Maj. Mark Steves foresees a fleet of airships, operating at the atmosphere’s edge, keeping watch and relaying communications around the globe. Les Doggerel, a civilian at Air Force Space Command, looks forward to an array of cheap, “plug and play” satellites that can be launched at a moment’s notice.
But perhaps the most ambitious plan comes from ICBM combat crew commander Capt. Joseph T. Page II, who calls for launching cyberattacks on enemy satellites — and then capturing the orbiters, or tossing them into the atmosphere, if the need arises.
Military planners have long considered space to be the “ultimate high ground.” And to defend that high ground, Air Force doctrine calls for two main strategies – defensive counterspace (protecting our satellites) and offensive counterspace (knocking out the other guys’).
Capt. Page isn’t too impressed with playing defense. “It will not increase the balance in our favor but only ‘hold the line’ against enemy attacks,'” he writes.
But offensive counterspace has proved tricky, with the specter of shards of broken satellites strewn in space, or crashing down to Earth. Page’s suggestion: hijack an enemy orbiter’s attitude control system — which runs everything from propulsion to communications – and replace it with a “parasitic attitude control system,” or PACS.
The idea of covertly supplanting a satellite’s ACS is technologically feasible and may become a desired, mature capability when conflict arises in space…. [It] involves controlling an enemy satellite by supplanting its original ACS and negating the satellite’s mission with the PACS. [It] can control a satellite in numerous ways…
• Depleting the satellite’s primary fuel until the satellite is drifting (denial/disruption). Once a satellite runs out of maneuvering fuel to counter drifting, it is considered dead.
• Stressing and straining the satellite bus until body-part separation occurs from changes in angular-momentum spin rates (destruction). Assuming the satellite is three-axis stabilized, enough rotational velocity would put tremendous stress on the solar panels/deployed antennae. Application of enough stress and strain will separate the appendages, depending upon the rate of spin applied to the satellite bus.
• Realigning… antennae for friendly-force intelligence collection by moving the directional antenna’s “footprint” away from hostile ground-station coverage areas and towards space-based signals-intelligence satellites or simply aiming the antennae into deep space, away from Earth (deception/denial)…
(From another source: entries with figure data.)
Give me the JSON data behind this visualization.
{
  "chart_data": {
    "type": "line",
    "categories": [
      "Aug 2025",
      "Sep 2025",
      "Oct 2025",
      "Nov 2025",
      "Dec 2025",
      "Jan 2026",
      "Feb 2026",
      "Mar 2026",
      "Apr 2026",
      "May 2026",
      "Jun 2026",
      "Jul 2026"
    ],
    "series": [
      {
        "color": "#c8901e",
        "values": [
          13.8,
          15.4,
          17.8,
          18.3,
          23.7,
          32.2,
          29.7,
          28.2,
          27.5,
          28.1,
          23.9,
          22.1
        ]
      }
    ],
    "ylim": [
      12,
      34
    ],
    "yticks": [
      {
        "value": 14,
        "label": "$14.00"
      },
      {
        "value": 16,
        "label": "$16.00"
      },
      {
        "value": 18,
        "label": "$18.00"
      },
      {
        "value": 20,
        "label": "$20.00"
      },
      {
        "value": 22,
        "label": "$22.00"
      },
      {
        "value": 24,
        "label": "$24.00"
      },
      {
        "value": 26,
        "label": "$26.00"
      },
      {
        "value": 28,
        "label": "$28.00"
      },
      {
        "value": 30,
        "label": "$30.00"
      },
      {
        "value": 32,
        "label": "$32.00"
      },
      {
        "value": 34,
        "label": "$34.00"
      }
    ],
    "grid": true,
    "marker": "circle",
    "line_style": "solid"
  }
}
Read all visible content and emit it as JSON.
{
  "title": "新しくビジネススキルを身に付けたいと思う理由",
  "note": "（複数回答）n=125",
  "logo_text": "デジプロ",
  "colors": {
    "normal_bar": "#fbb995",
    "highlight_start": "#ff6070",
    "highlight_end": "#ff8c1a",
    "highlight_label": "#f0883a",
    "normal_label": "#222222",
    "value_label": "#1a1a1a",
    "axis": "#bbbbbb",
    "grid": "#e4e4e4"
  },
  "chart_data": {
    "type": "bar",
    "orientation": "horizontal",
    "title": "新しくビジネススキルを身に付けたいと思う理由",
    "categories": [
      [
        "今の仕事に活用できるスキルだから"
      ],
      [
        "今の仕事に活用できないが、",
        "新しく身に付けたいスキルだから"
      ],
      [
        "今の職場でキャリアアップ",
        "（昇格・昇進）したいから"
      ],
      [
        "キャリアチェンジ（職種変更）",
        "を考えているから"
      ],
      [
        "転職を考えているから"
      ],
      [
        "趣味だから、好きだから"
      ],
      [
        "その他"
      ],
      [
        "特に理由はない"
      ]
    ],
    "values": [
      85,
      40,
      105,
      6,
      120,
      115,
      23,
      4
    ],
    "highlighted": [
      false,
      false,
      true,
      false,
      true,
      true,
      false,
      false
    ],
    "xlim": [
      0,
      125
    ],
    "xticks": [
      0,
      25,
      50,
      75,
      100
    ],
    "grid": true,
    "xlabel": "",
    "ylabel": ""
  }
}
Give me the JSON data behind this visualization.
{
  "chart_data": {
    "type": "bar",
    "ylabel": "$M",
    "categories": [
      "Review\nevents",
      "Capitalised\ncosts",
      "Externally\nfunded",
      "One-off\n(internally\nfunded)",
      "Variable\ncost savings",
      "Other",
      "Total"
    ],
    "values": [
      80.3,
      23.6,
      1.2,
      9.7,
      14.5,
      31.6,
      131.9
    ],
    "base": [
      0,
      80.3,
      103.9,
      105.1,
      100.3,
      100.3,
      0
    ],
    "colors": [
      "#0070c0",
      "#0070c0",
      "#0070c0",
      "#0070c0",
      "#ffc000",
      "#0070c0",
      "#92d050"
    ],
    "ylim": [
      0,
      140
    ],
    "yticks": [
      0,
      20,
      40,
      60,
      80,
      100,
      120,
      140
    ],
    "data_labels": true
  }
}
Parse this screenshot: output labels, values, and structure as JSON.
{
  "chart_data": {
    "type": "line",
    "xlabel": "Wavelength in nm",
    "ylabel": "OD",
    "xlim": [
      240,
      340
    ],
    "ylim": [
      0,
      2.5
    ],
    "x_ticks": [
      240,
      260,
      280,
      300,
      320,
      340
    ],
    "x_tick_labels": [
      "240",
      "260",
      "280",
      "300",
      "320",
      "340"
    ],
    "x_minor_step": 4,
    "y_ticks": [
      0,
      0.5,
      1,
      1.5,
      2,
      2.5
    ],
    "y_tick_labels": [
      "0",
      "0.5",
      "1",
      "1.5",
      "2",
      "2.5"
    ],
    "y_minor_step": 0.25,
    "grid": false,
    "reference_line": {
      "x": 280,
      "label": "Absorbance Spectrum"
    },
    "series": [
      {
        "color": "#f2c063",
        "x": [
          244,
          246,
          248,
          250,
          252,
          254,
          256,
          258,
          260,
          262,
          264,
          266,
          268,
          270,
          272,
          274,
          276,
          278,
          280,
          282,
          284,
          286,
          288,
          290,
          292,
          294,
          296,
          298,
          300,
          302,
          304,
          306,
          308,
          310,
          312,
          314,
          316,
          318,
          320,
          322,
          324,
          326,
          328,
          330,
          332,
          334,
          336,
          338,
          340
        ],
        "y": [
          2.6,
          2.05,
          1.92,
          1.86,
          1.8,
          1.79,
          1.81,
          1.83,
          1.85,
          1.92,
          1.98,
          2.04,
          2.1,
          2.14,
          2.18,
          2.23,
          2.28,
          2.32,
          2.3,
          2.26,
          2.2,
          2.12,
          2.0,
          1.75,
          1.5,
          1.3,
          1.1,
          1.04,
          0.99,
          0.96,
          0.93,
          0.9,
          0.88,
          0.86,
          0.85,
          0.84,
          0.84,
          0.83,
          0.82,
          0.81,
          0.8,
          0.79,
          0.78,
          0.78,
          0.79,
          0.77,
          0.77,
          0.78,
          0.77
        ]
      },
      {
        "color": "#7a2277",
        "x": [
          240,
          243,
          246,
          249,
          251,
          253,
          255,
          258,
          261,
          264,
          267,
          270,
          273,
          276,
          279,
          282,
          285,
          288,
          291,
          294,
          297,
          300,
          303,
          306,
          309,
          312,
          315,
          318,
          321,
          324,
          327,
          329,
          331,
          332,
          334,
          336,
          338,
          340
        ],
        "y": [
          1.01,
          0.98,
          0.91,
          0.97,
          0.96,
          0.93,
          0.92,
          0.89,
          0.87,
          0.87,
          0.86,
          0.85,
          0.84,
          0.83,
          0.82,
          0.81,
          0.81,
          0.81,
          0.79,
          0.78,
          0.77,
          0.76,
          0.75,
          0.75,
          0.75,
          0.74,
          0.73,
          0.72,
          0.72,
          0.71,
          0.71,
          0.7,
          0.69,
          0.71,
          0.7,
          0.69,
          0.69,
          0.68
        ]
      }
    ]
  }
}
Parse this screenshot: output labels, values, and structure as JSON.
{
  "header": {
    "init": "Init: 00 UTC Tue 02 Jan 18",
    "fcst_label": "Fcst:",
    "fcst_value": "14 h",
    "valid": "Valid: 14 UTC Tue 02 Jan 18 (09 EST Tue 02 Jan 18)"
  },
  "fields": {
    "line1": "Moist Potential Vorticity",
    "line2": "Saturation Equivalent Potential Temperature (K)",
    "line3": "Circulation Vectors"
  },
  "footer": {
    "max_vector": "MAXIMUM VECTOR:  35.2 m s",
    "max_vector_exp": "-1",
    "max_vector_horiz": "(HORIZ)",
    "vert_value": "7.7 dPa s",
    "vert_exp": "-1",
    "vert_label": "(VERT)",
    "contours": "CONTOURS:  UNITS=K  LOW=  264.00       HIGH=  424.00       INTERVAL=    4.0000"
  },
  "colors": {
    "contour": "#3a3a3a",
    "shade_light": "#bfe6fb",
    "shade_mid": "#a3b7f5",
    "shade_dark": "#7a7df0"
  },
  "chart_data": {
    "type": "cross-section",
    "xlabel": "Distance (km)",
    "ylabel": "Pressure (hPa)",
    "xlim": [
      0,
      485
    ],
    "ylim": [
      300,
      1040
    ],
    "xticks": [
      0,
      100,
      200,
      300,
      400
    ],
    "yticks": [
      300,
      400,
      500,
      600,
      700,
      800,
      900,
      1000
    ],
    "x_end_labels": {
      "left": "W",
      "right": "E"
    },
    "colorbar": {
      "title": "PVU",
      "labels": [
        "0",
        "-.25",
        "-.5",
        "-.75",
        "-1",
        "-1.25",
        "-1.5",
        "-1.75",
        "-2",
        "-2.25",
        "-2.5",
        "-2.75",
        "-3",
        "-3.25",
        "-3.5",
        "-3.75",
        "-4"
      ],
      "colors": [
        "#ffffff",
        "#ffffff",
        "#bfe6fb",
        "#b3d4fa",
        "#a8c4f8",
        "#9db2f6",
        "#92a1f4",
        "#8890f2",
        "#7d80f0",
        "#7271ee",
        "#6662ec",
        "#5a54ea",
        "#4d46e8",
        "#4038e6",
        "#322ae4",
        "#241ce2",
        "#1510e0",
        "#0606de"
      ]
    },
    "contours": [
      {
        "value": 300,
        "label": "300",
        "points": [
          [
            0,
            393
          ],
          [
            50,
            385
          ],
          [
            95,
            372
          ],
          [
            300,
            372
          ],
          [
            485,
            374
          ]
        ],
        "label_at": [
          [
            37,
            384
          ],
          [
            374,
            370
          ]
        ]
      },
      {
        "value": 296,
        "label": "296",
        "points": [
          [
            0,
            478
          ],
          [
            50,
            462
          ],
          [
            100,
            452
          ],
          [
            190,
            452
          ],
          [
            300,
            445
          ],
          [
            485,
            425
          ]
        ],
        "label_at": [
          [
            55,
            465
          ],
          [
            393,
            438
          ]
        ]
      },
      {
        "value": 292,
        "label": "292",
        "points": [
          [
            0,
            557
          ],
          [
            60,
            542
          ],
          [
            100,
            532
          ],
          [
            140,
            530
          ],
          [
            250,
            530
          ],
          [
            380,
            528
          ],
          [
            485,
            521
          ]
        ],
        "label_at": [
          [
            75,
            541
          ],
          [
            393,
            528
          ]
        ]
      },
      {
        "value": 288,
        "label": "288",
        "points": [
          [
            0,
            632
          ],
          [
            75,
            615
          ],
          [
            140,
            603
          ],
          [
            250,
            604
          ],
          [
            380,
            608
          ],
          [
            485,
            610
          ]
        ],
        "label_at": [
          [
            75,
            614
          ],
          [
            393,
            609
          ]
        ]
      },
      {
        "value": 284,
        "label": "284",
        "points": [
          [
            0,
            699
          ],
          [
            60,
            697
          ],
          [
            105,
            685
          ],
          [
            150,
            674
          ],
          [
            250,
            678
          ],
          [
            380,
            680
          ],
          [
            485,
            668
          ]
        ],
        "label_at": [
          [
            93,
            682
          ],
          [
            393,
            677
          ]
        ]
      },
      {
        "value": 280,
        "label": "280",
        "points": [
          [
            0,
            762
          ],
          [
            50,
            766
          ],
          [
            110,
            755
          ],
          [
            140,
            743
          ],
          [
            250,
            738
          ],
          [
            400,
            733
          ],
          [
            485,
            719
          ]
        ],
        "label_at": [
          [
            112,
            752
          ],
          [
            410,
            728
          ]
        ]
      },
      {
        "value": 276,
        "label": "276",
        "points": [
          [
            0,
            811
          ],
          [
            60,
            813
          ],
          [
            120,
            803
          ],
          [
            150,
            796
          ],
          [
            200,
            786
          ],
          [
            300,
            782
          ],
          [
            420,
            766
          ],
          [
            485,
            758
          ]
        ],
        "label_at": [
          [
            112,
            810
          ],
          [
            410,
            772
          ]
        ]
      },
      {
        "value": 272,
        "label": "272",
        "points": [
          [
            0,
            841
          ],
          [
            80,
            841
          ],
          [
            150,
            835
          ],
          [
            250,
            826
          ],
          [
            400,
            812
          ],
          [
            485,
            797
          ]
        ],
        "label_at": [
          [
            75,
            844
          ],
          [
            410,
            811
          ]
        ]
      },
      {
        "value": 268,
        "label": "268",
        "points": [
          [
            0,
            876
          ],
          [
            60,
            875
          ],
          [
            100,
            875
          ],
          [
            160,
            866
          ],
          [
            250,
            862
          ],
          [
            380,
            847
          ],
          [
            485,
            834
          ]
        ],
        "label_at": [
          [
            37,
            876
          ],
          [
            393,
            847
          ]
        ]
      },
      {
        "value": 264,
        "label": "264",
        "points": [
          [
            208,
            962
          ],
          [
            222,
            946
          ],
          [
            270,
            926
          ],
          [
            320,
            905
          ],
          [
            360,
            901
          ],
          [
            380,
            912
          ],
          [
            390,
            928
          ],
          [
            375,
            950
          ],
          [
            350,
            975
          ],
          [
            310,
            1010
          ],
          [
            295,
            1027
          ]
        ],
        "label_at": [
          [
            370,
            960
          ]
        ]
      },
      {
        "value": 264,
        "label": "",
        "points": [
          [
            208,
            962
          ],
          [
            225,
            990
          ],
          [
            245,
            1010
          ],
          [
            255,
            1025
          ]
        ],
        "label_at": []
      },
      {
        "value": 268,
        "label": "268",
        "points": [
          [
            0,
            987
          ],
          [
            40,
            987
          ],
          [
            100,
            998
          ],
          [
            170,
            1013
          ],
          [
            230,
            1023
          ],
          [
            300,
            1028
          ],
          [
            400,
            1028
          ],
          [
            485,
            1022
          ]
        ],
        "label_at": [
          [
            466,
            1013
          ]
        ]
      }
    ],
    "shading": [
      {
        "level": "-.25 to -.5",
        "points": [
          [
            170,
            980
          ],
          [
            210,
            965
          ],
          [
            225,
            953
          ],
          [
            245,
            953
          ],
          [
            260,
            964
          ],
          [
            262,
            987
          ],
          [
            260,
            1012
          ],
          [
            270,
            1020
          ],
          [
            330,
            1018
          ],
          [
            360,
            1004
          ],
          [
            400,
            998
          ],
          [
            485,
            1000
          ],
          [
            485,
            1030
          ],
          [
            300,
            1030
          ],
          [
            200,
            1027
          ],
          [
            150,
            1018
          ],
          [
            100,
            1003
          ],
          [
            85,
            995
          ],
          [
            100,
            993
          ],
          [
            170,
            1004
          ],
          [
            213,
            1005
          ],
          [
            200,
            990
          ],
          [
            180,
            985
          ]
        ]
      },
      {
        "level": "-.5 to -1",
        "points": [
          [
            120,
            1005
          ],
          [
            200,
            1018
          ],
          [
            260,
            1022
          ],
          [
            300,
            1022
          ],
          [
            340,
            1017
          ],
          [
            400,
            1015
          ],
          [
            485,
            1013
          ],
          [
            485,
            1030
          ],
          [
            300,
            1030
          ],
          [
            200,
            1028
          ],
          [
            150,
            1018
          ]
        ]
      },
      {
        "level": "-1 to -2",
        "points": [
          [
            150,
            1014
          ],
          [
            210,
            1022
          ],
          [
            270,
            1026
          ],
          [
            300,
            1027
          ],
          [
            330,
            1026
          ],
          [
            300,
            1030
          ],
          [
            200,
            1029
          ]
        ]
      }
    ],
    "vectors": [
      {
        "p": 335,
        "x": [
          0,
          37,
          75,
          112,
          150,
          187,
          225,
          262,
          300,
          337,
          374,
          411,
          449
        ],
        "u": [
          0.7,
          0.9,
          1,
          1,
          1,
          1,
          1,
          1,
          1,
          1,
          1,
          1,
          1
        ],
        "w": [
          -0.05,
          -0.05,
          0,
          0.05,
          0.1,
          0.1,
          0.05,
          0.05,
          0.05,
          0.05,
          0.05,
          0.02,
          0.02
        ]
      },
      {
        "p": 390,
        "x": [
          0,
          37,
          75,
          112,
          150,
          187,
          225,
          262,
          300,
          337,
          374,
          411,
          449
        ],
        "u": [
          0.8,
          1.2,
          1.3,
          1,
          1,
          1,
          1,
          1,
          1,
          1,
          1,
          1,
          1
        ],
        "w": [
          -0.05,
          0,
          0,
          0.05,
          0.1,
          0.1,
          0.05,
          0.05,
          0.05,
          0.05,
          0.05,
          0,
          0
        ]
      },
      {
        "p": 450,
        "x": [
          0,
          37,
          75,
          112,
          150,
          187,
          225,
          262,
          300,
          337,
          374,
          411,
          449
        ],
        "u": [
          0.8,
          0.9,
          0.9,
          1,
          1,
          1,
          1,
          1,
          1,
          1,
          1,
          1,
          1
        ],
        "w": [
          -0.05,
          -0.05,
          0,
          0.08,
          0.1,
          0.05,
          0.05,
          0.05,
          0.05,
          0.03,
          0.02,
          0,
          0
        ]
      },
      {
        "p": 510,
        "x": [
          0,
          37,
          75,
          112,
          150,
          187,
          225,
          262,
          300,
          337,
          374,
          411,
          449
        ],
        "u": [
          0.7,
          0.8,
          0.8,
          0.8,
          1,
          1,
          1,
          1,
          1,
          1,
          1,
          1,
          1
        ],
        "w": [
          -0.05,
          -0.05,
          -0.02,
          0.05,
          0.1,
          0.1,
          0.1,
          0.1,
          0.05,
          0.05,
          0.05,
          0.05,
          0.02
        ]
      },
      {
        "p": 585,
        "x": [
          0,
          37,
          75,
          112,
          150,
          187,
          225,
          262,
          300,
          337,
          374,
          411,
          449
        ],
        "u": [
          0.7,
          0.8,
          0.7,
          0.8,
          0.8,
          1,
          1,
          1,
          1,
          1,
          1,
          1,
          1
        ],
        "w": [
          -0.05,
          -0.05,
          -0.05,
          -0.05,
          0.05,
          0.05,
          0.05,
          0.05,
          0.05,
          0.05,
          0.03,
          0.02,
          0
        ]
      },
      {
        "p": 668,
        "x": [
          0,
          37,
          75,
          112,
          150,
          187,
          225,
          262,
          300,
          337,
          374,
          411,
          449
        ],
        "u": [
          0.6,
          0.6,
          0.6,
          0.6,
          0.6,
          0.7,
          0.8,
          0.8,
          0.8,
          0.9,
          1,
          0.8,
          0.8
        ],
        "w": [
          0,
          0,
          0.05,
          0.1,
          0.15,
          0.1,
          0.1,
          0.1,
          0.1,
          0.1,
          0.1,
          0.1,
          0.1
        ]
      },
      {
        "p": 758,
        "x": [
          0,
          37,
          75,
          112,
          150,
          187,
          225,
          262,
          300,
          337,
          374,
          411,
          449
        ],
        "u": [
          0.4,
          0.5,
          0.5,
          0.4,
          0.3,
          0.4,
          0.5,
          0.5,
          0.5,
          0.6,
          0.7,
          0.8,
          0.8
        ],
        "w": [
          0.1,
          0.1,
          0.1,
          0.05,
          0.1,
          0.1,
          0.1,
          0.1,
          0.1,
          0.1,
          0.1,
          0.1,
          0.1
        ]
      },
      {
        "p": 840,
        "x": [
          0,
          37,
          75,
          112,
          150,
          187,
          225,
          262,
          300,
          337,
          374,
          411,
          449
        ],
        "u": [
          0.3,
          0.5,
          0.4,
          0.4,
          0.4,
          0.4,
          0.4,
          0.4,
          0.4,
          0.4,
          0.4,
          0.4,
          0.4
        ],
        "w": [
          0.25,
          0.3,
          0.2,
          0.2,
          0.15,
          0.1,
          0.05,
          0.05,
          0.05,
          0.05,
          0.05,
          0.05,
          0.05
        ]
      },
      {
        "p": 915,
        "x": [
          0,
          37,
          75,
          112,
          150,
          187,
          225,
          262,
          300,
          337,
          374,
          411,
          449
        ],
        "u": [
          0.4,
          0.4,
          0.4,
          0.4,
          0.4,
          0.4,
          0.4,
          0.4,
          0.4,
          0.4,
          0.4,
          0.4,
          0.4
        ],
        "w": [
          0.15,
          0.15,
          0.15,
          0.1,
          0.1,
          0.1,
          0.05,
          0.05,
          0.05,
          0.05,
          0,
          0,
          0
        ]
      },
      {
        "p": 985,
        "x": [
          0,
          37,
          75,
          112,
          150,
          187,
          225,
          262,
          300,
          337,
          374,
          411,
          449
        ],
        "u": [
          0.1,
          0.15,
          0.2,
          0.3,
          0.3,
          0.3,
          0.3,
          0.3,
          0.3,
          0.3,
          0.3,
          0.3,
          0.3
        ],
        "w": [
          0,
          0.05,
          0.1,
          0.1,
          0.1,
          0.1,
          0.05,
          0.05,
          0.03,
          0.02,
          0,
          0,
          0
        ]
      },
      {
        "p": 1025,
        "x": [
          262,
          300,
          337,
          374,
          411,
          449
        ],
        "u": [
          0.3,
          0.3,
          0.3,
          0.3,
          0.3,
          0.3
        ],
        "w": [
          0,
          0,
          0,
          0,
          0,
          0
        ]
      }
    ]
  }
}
• Pushing the satellite into transfer orbit for atmospheric reentry or physical capture (destruction/denial/degradation/disruption). Deliberate movement of the satellite out of its expected orbital plane would allow the PACS controller full, positive control over the satellite’s designated path. Physical capture by friendly spacecraft and crews becomes possible by bringing the satellite down to an acceptable orbital altitude. If the plan calls for its physical destruction, lowering the satellite’s altitude and speed can allow atmospheric friction to heat up and structurally weaken or burn up the satellite bus and payload. (emphasis mine)
Now, to be clear, this is just one Captain’s concept – not some official Air Force program. And other writers in the current Journal take much more sober views of the limits of U.S. space power. Retired Lt. Col. “Mel” Tomme calls B.S. on the idea of launching little, “tactical” satellites into low-earth orbit. Space and Missile Systems Center commander Lt. Gen. Michael Hamel says that the military’s space capabilities have badly eroded, and that it’s time to get “back to basics.”
But Page sees efforts underway now that could eventually lead to his “parasitic” space-weapon: prototype orbital tugboats, that would move satellites from one orbit to the next; small space ships designed for “proximity operations” near another satellite. Both are, in effect, physically correcting a satellite’s flight. Maybe software could do a better job… Hey, a Captain can dream, can’t he?